Дед ринулся было помогать бабе Оле, однако вдруг схватил лопату и, откинув заслонку, начал метать хлебы из печи прямо на пол.
– Одурел ты, что ли? – охнула бабка. – Лучше вот дите подержи!
– Счас согрею! – радостно закричал дед. – Счас тепла нагоню!
Он скинул с матери тулуп и одеяло и, с остервенением разрывая горячие караваи, стал обкладывать ее хлебом. Обложил грудь, ноги, бока, засунул под спину и снова укрыл.
– Печет? – спросил дед.
– Тепло… – проронила мать и мгновенно уснула.
Однако спать ей пришлось недолго. Очищенные и выкупанные двойняшки – едва их вынули из лохани – заревели требовательно и в голос. Мать вздрогнула, зашевелилась. Грудь распирало резко прибывшее молоко…
Когда мои еще безымянные братья присосались к груди, я тихонько выбрался из «конуры», подполз на четвереньках к месту, где недавно лежали горячие хлебы, и стал собирать хрустящие крошки от корок.
– Напополам, – предупредила шепотом Алька.
– Серенька, – тихо окликнула мать и поманила рукой.
Я боязливо подошел к кровати. Близняшки старались вовсю, – однако сосать еще не научились, и молочко сочилось по их игрушечным подбородкам. Мать вынула из-под одеяла разваленную повдоль буханку, оторвала корку – самую вкусную, верхнюю – и подала мне.

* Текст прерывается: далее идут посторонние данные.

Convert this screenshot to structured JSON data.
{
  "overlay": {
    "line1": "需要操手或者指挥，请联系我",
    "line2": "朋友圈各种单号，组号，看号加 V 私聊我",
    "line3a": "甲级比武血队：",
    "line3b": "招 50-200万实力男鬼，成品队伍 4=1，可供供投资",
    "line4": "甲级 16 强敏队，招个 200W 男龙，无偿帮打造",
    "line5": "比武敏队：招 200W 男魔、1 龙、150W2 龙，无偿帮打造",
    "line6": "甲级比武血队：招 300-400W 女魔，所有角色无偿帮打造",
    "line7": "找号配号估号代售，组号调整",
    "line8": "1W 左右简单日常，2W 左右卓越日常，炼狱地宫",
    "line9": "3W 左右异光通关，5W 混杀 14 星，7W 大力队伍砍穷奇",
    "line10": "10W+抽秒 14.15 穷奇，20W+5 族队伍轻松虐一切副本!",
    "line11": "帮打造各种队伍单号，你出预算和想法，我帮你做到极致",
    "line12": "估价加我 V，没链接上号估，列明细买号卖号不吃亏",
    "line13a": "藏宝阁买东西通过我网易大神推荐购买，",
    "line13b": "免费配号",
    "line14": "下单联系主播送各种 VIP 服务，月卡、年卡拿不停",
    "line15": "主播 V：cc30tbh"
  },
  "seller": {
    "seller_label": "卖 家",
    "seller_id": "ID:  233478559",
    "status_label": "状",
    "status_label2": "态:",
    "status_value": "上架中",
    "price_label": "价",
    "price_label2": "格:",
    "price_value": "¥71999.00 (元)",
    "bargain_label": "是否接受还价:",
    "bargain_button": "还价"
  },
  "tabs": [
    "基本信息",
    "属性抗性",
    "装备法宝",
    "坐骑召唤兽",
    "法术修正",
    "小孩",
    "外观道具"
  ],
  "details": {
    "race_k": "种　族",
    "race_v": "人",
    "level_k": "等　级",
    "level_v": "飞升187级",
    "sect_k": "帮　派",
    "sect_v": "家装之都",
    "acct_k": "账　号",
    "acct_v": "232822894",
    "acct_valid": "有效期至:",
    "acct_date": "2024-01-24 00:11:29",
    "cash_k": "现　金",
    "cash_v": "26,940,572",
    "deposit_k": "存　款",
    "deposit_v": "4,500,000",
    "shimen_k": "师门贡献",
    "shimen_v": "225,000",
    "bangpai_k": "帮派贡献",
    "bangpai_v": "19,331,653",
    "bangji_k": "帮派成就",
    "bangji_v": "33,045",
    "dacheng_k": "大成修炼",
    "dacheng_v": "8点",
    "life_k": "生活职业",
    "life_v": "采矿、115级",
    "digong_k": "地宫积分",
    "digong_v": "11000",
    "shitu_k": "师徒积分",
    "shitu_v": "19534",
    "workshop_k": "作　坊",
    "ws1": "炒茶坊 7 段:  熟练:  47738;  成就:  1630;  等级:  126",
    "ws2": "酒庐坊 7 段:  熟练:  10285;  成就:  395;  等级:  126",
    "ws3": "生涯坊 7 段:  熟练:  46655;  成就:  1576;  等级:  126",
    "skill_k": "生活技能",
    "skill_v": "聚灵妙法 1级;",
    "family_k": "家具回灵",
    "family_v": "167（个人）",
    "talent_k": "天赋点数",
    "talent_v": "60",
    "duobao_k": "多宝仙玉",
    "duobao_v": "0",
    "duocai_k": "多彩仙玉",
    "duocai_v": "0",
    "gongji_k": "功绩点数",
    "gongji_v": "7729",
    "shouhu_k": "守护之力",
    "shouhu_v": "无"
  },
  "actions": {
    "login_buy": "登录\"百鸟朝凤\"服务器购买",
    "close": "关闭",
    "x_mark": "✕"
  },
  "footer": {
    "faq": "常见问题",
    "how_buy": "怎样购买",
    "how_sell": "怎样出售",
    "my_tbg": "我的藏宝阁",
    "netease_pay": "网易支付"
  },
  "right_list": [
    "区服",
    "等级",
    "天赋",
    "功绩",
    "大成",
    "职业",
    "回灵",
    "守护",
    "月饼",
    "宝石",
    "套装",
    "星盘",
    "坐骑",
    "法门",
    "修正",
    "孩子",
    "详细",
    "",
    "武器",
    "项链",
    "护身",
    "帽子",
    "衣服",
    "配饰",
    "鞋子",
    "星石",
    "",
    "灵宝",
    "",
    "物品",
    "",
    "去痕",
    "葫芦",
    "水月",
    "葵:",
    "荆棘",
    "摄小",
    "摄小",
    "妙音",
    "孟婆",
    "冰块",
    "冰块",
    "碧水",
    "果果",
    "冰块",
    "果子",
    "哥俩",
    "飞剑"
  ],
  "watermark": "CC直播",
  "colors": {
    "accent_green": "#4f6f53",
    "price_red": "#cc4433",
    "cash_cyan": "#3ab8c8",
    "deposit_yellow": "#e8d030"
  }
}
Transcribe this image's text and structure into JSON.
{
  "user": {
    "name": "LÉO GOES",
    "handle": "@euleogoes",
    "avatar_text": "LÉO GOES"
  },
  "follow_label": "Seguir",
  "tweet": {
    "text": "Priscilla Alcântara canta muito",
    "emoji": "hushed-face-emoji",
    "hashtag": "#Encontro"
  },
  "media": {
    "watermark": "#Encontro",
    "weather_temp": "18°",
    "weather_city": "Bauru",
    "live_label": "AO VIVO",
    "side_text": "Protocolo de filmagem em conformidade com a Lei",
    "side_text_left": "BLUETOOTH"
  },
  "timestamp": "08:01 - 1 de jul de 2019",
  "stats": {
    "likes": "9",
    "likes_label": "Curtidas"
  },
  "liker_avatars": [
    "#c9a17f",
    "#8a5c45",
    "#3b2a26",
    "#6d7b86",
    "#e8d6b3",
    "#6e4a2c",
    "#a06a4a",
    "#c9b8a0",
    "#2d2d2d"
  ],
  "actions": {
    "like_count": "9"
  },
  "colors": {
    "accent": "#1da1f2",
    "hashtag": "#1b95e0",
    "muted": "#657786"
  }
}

Корочка была теплая и пахла молоком, запах которого я еще не забыл…
5
Стоять бы Торбе и поныне: лесов вокруг было – за полвека не выбрать. Лесоучасток валил пока зрелые сосновые боры, те, что поближе, главный же запас оставался в глубине материка и звался чернолесьем. Говорят, пихтачи и ельники были такие: на вершину глянешь – шапка валится, а кедры едва вчетвером обхватишь. Да свалилась беда на торбинские леса. Откуда-то налетел сибирский шелкопряд и в одно лето свел начисто все чернолесье. Гусениц шелкопряда посыпали с самолетов дустом, обливали каким-то раствором, однако зеленый пожар бушевал до зимы. От опыления в тайге подохло все живое, кроме шелкопряда. Рассказывают, как огромный кедр за считанные часы оставался без одной хвоинки, земля под деревьями шевелилась от гусениц, а сапоги, если в ту пору случалось ходить по лесу, были по щиколотку забрызганы зеленой дрянью.

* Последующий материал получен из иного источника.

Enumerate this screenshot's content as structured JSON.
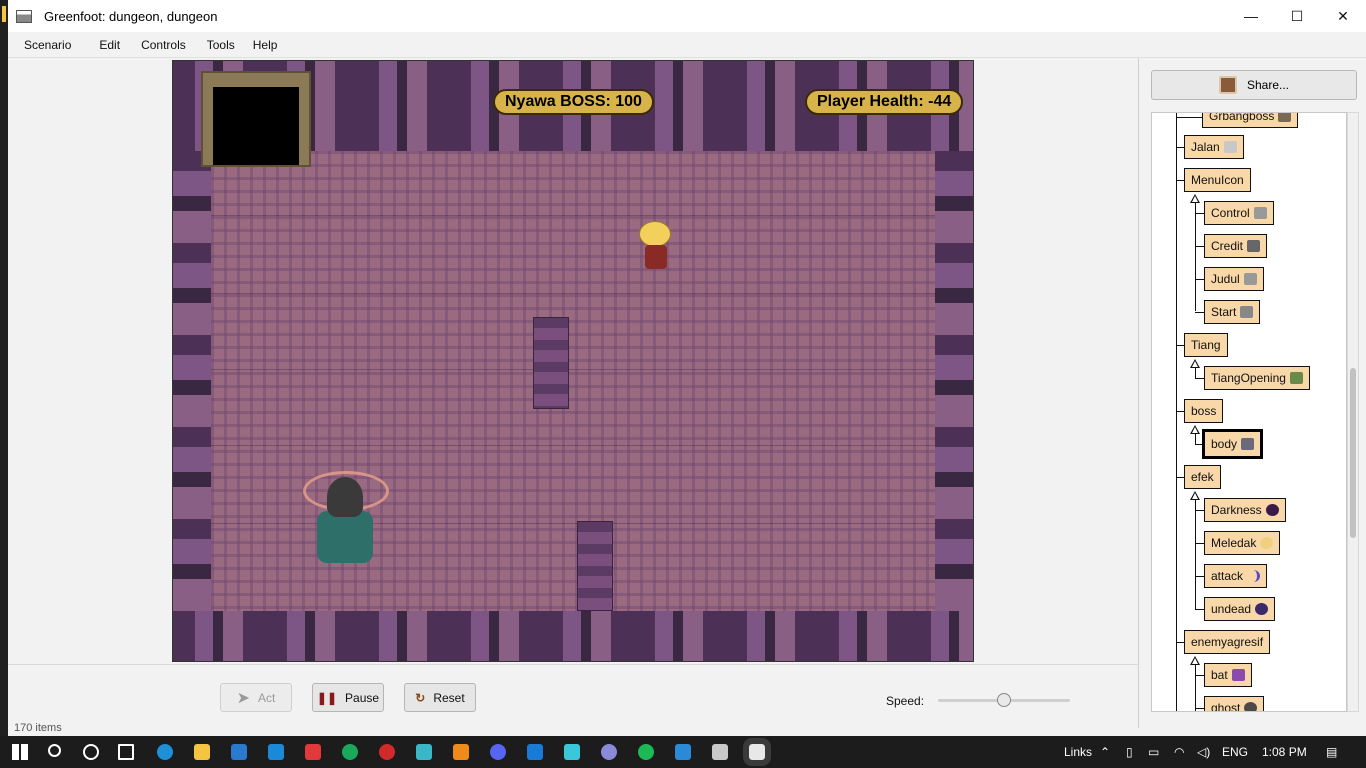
{
  "window": {
    "title": "Greenfoot: dungeon, dungeon",
    "controls": [
      "—",
      "☐",
      "✕"
    ]
  },
  "menu": [
    "Scenario",
    "Edit",
    "Controls",
    "Tools",
    "Help"
  ],
  "world": {
    "boss_hud": "Nyawa BOSS: 100",
    "player_hud": "Player Health: -44"
  },
  "controls": {
    "act_label": "Act",
    "pause_label": "Pause",
    "reset_label": "Reset",
    "speed_label": "Speed:",
    "speed_value": 0.5
  },
  "status": "170 items",
  "sidebar": {
    "share_label": "Share...",
    "classes": [
      {
        "name": "Grbangboss",
        "icon": "boss-sprite-icon",
        "color": "#7a6a55"
      },
      {
        "name": "Jalan",
        "icon": "floor-tile-icon",
        "color": "#c8c8c8"
      },
      {
        "name": "MenuIcon",
        "icon": "",
        "color": ""
      },
      {
        "name": "Control",
        "icon": "control-sprite-icon",
        "color": "#999999"
      },
      {
        "name": "Credit",
        "icon": "credit-sprite-icon",
        "color": "#666666"
      },
      {
        "name": "Judul",
        "icon": "title-sprite-icon",
        "color": "#999999"
      },
      {
        "name": "Start",
        "icon": "start-sprite-icon",
        "color": "#888888"
      },
      {
        "name": "Tiang",
        "icon": "",
        "color": ""
      },
      {
        "name": "TiangOpening",
        "icon": "pillar-sprite-icon",
        "color": "#6a8a4a"
      },
      {
        "name": "boss",
        "icon": "",
        "color": ""
      },
      {
        "name": "body",
        "icon": "boss-body-sprite-icon",
        "color": "#6a6a7a"
      },
      {
        "name": "efek",
        "icon": "",
        "color": ""
      },
      {
        "name": "Darkness",
        "icon": "darkness-sprite-icon",
        "color": "#3a1a4a"
      },
      {
        "name": "Meledak",
        "icon": "explosion-sprite-icon",
        "color": "#f0d080"
      },
      {
        "name": "attack",
        "icon": "attack-sprite-icon",
        "color": "#5a4ad0"
      },
      {
        "name": "undead",
        "icon": "undead-sprite-icon",
        "color": "#3a2a6a"
      },
      {
        "name": "enemyagresif",
        "icon": "",
        "color": ""
      },
      {
        "name": "bat",
        "icon": "bat-sprite-icon",
        "color": "#8a4ab0"
      },
      {
        "name": "ghost",
        "icon": "ghost-sprite-icon",
        "color": "#4a4a4a"
      }
    ]
  },
  "taskbar": {
    "links_label": "Links",
    "language": "ENG",
    "time": "1:08 PM"
  }
}
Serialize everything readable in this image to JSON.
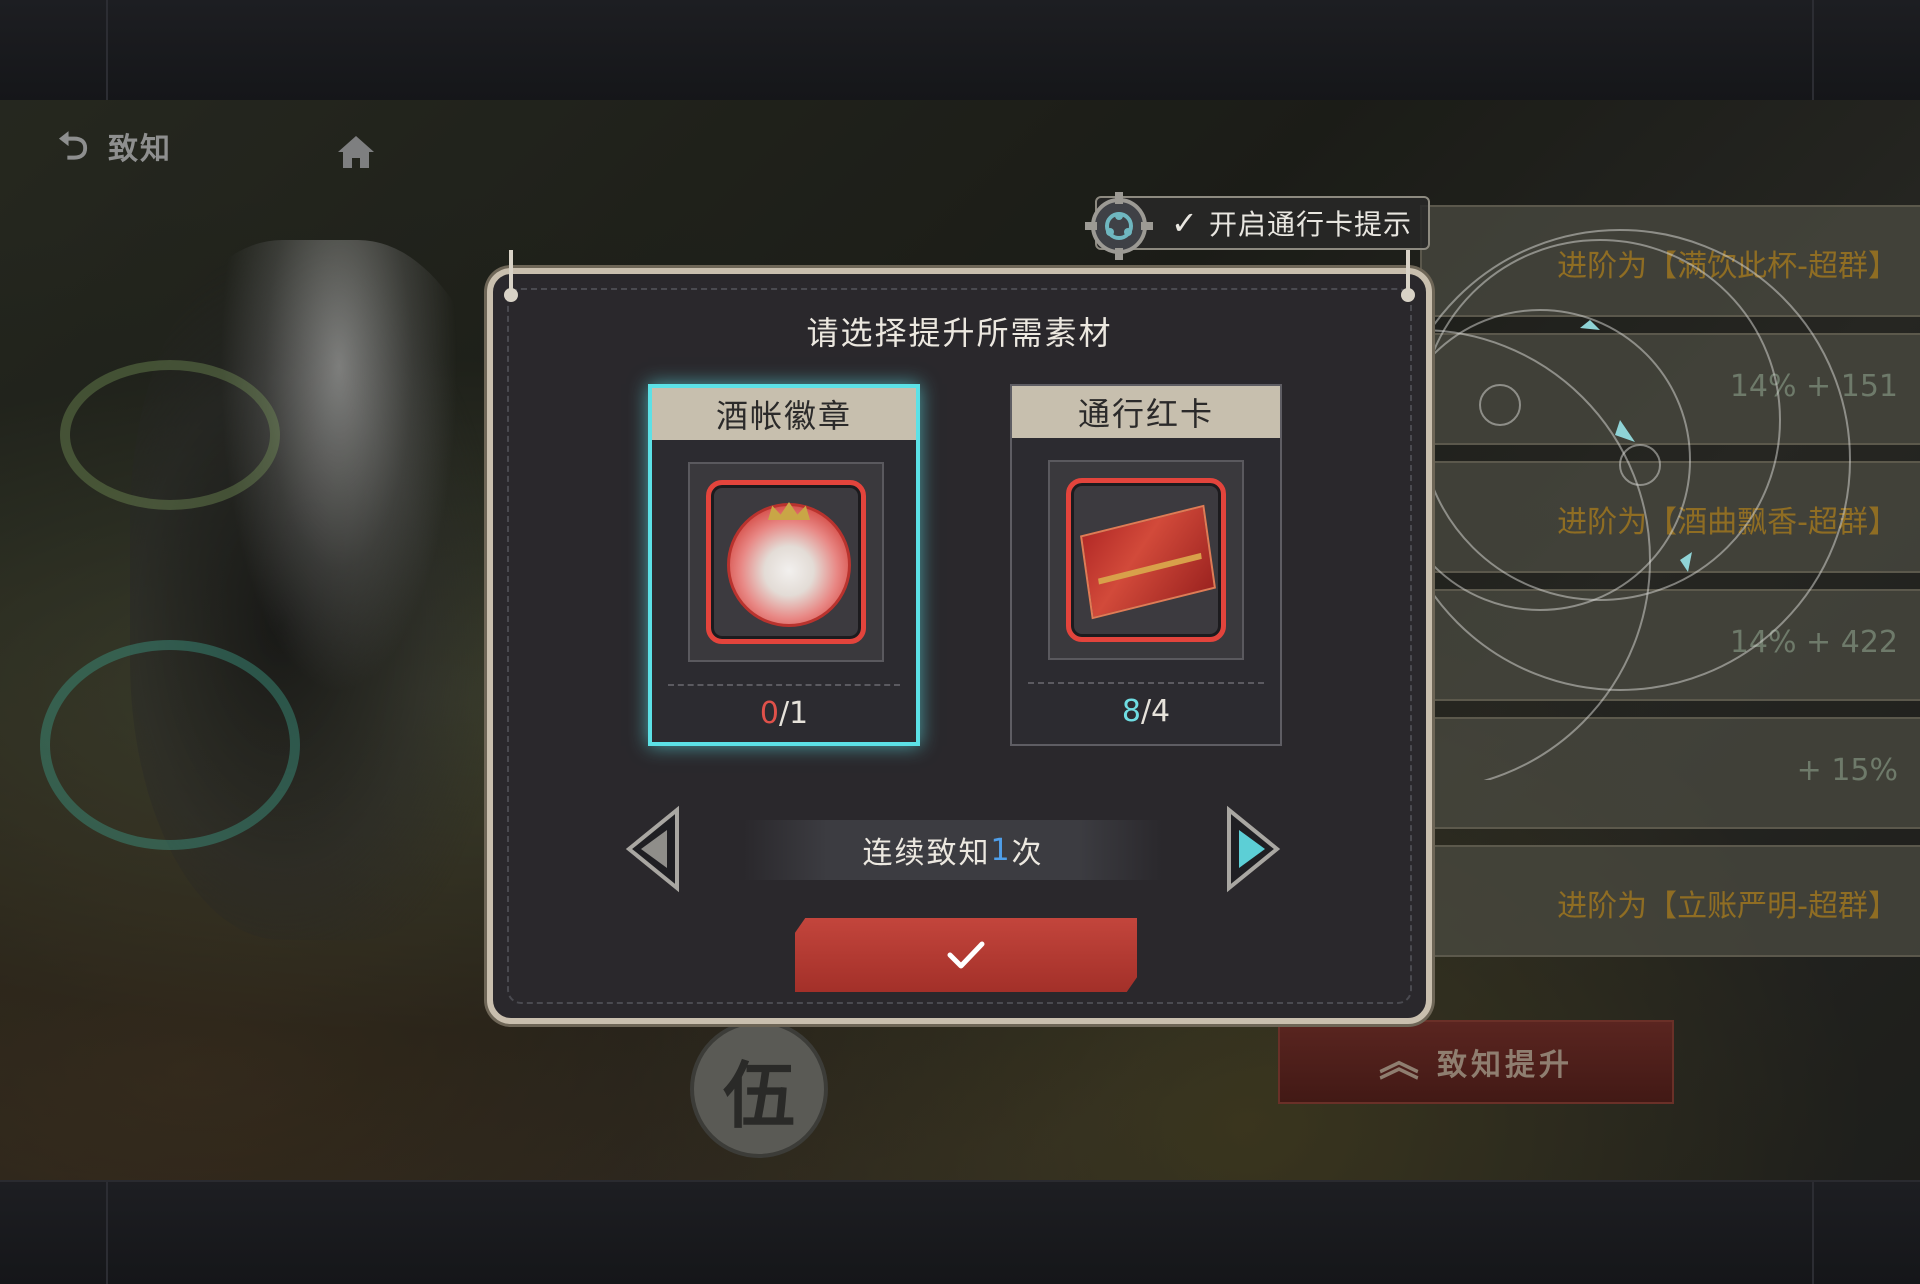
{
  "header": {
    "back_label": "致知"
  },
  "pass_toggle": {
    "label": "开启通行卡提示",
    "checked": true
  },
  "background_panel": {
    "rows": [
      {
        "text": "【满饮此杯】进阶为【满饮此杯-超群】",
        "visible_text": "进阶为【满饮此杯-超群】"
      },
      {
        "text": "14% + 151"
      },
      {
        "text": "进阶为【酒曲飘香-超群】"
      },
      {
        "text": "14% + 422"
      },
      {
        "text": "+ 15%"
      },
      {
        "text": "进阶为【立账严明-超群】"
      }
    ],
    "levelup_button": "致知提升",
    "seal_glyph": "伍"
  },
  "modal": {
    "title": "请选择提升所需素材",
    "materials": [
      {
        "name": "酒帐徽章",
        "have": "0",
        "need": "1",
        "selected": true,
        "icon": "badge-icon"
      },
      {
        "name": "通行红卡",
        "have": "8",
        "need": "4",
        "selected": false,
        "icon": "red-ticket-icon"
      }
    ],
    "repeat": {
      "prefix": "连续致知",
      "count": "1",
      "suffix": "次"
    }
  },
  "colors": {
    "accent_cyan": "#5ce1e6",
    "confirm_red": "#b43a32",
    "count_red": "#e0514a",
    "count_blue": "#4f9ee8"
  }
}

Чернолесье стали звать шелкопрядником. Мертвый лес, куда и птица не залетала, зверь не захаживал, тянулся на десятки километров и пылал каждый год с весны до осени. Торба, как деревенский погорелец, пошла по миру с протянутой рукой, где сосновую гривку сшибут, где осинником – деревом худым, для сплава негодным – утешатся. Настало время, когда нищета погнала лесорубов за Четь, где оставались еще перезревшие, одиноко стоящие сосны, крепкие снаружи и полые внутри. Так до самого своего конца и перебивалась Торба дровяником.
Моста через Четь не строили, а каждый год с осени наводили ледовый переход. Едва река замерзала, на Алейку привозили мотопомпу, ставили ее возле берега и намораживали дорогу. Из-за молевого сплава лесу много тонуло, а поэтому лед на Чети становился гнилой, хлипкий, иногда среди зимы промывало полыньи, так что поливать и морозить переправу приходилось до самой весны.

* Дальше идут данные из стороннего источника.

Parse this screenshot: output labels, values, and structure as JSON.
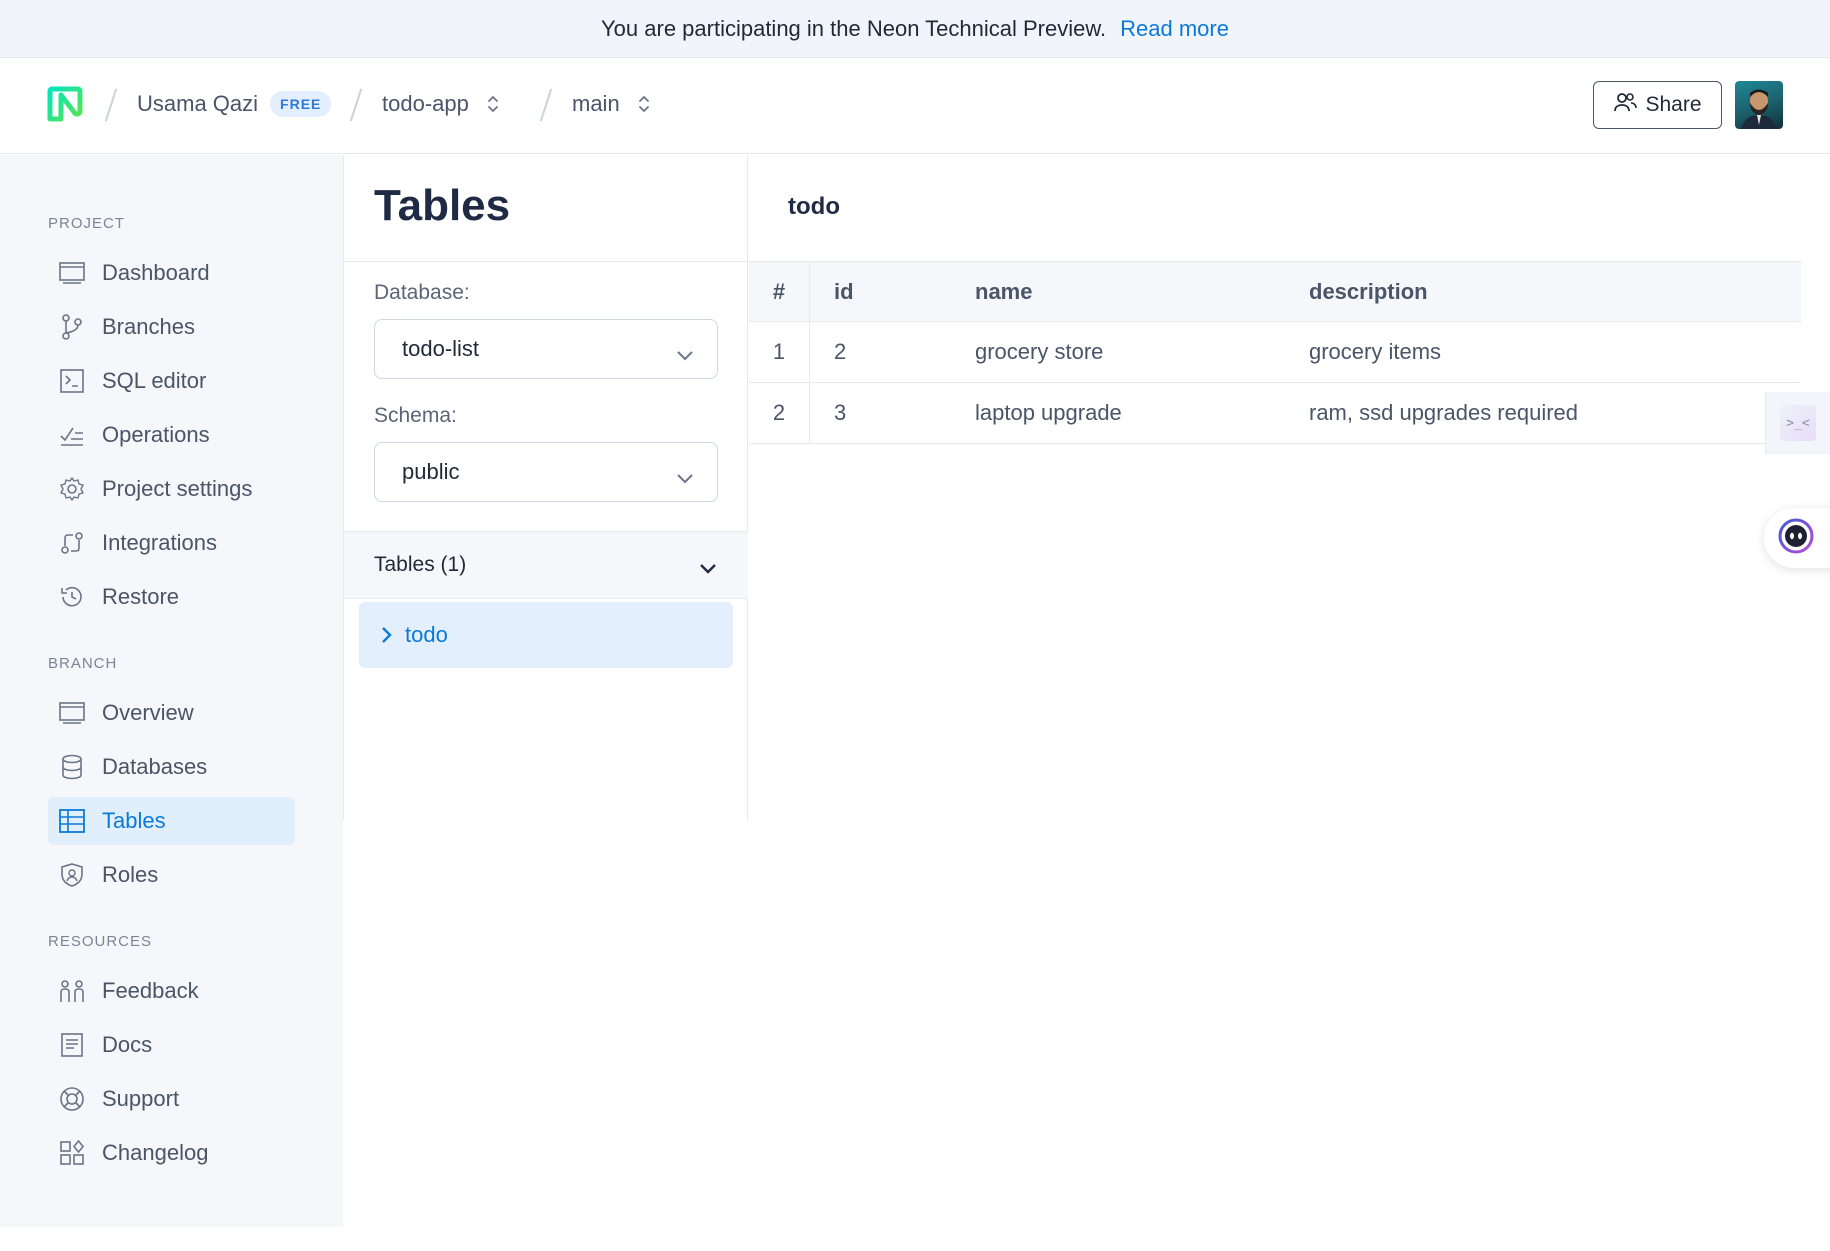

Заправляла этим делом торбинская Параня. Жила она рядом с дядей Сашей Русиновым, в домике неказистом, кривобоком, выходящем на улицу не передом, как все дома, а углом, причем угол этот выпирал из общего ряда метра на два. И получалось, что все четыре Параниных окошка, расположенные в разных стенах, смотрят на улицу. Если считать богатство по-старинному, по количеству окон, выходящих «на люди», то Параня жила состоятельнее всех. (Теперь не могу вспомнить ни одной избы в Торбе с четырьмя окнами на улицу.) Из Параниной избы можно было видеть сразу полдеревни, однако при этом полдеревни могли видеть все, что есть внутри ее домика.